For one of the few times this season, United played truly well for 80 minutes and were always dangerous. Danny Welbeck, although not much of a scoring threat these days, was a worker-bee throughout, and, along with the twinkle-toed Shinji Kagawa, who was in his element in a winger-less midfield next to a frolicsome Tom Cleverley and a marvelous Michael Carrick who, although he always plays well against his old club, seems to be at a career high level of confidence.

And just how good is Robin van Persie? RVP’s 22nd goal of the season midway through the first half was a little bit of burglary out of Mission Impossible. After Kagawa picked the ball up in midfield, he pushed it into Carrick’s path. Carrick hit an exquisite Pirloesque cherry to Danny Welbeck on his left and the young Manc striker cut inside, seeming to dither a moment about taking a shot before cleverly locating Cleverley. Just how Cleverley’s cross was found by the flying Dutchman, who was double-marked by both Dawson and Caulker, managed to get to the ball is a miracle us mortals can only contemplate upon. Once the cross reached Van Persie there was an inevitability about where it would finish. Shrugging the Spurs center backs aside, Van Persie headed the ball home. Wow! He now has 10 goals in his last 10 league matches.

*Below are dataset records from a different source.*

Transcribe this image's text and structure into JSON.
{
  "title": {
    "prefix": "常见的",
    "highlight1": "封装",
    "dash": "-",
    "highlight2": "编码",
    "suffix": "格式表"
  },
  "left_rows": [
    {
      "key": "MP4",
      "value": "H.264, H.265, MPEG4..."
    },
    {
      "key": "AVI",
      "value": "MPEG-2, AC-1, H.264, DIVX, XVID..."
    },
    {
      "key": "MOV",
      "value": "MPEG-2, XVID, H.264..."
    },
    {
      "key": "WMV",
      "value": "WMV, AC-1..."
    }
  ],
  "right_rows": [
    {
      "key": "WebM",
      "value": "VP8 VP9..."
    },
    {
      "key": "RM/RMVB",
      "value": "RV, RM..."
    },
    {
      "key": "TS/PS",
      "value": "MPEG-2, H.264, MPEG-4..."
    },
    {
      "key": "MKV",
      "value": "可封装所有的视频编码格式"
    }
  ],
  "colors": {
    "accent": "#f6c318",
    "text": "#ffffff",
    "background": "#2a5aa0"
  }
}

Just how well both teams performed is the snow is to their credit as professionals. The pitch was only passed fit for play an hour before kickoff. Two of the more amusing sights on the sidelines were Spurs’ boss Andres Villas Boas, swathed in blankets, attempting to remain warm and still and Sir Alex Ferguson, so absorbed in the game’s second half, that he didn’t notice his woolly club tam was then wrong way round on his head.

In the cruel postmortem which  has followed this match, the Bury accent of Gary Neville has communicated itself loud and clear. The tying goal is the fault of an eccentrically passive/aggressive David De Gea, he insists in all of his pundit gigs for television  and radio. His opinion does indeed count for something and he’s gone out of his way to show how the ‘body language’ of Vidic and Welbeck after the equalizing goal was scored showed ‘anger’ at the Spanish custodian. At the same time, another teammate, Javíer Hernandez, has been Twittering that he and other teammates beg to differ. Coupled with Rumor Mill-mongering from the usual pool of hacks who make their bread and butter out of conjecture, the repeated word is that the Gaffer has fallen out of love with the young goalie.  This is inevitably bound to become a self-fulfilling prophecy; and, ultimately, perhaps one which will be best for all concerned, if a more seasoned veteran is signed. Mark my words, however, David De Gea will eventually be a superstar! Such is life lived in the goldfish bowl of playing for Manchester United and the need to be in the good graces of a London=biassed, barracuda-like press.

*”That sexy young girl is now a fat sedentary housewife!”